If business leaders were asked to assign a Facebook-style status to their relationship with digital transformation, it would probably read: “It’s complicated.”

That is the view of researchers from MIT Sloan Management Review, a US-based business journal, and Capgemini, an IT consultancy, who last year co-authored a report about the digital ambitions of more than 1,550 executives worldwide.

    On the one hand, bosses recognise the importance of digital transformation: 78 per cent of those surveyed said it would become critical to their organisation within the next two years.

    On the other hand, there is a lack of clarity about the pay-off they can expect to see from investing in digital initiatives: about half of the companies surveyed said that they create a business case for these programmes, but many of them are “guilty of fuzzy math[s],” the report finds.

    But should company leaders be held back by the lack of a watertight business case accompanied by solid growth projections and return on investment calculations?

    Not necessarily, says Jerome Buvat, global head of research at Capgemini Consulting. Digital transformation projects “take companies into uncharted territory, where traditional payback metrics don’t always apply”.

    Instead, he says, smart companies take small steps forwards, via pilot and “skunk works” projects that focus on identifying “quick wins” for further investment.

    A skunk works project is one that is developed by a small, autonomous unit with a remit to innovate, often to tight deadlines and on a limited budget.

    The term originated at Lockheed Martin, the US aerospace company, in the 1940s, as engineers and pilots worked to refine jet fighter technology, but has since been adopted more generally.

    This technique, for example, is often adopted as a necessity by start-ups that disrupt established markets with new products and new ways of interacting with customers, according to James McQuivey, an analyst at Forrester Research and author of Digital Disruption: Unleashing the Next Wave of Innovation.

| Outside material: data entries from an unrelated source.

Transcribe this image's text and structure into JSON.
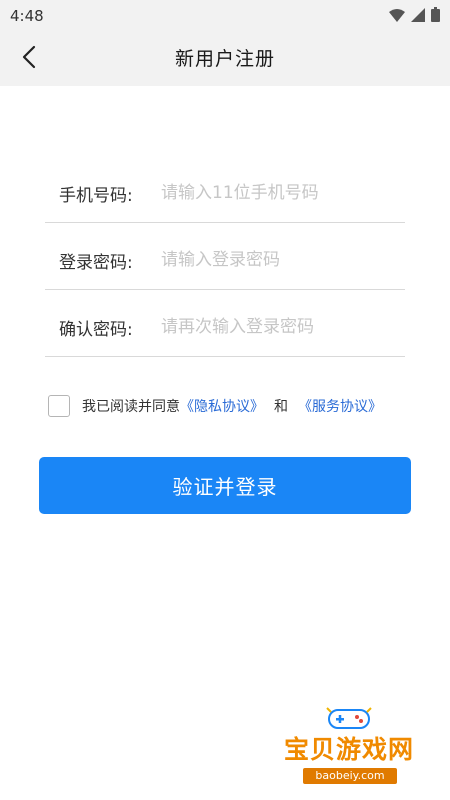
{
  "status_bar": {
    "time": "4:48",
    "icons": [
      "wifi-icon",
      "signal-icon",
      "battery-icon"
    ]
  },
  "header": {
    "title": "新用户注册",
    "back_icon": "chevron-left-icon"
  },
  "form": {
    "fields": [
      {
        "label": "手机号码:",
        "value": "",
        "placeholder": "请输入11位手机号码"
      },
      {
        "label": "登录密码:",
        "value": "",
        "placeholder": "请输入登录密码"
      },
      {
        "label": "确认密码:",
        "value": "",
        "placeholder": "请再次输入登录密码"
      }
    ]
  },
  "agreement": {
    "checked": false,
    "text": "我已阅读并同意",
    "privacy_link": "《隐私协议》",
    "and": "和",
    "service_link": "《服务协议》"
  },
  "submit": {
    "label": "验证并登录"
  },
  "watermark": {
    "brand": "宝贝游戏网",
    "url": "baobeiy.com"
  },
  "colors": {
    "primary": "#1a86f6",
    "link": "#2a6bd6",
    "bar_bg": "#f2f2f2",
    "watermark": "#f08a00"
  }
}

    He notes, however, that it is also an approach with which older, more traditional companies frequently struggle.

    Yet Mr McQuivey has also seen significant successes among older companies that are prepared to throw away the research and development rule book and think differently.

    “Small, independent teams are critical to digital transformation projects, because they need to be nimble and they have to be free to pursue entirely new thinking,” he says.

    When these small teams have direct support and encouragement from their organisations’ leaders, he adds, their independent status – which lends them some distance from day-to-day organisational politics – gives them the confidence to propose the best ideas, regardless of the impact these may have on deeply entrenched corporate behaviours and beliefs.

    The approach is very resource-efficient, adds Mr Buvat at Capgemini. Projects that fail to thrive, or lose their way, can be killed off quickly, leaving resources for more promising ideas.

    “Based on what works and what doesn’t, an organisation’s road map for digital transformation often becomes clearer quite rapidly, without too much time or money being spent.”

    This should make digital transformation a more manageable prospect for companies.

    In any case, it is not as if standing on the sidelines until a rock-solid business case becomes clear is a more sensible option – at least, not according to the MIT/Capgemini report.

    “The connected world creates a digital imperative for companies,” it says. “They must succeed in creating transformation through technology, or they’ll face destruction at the hands of their competitors that do.”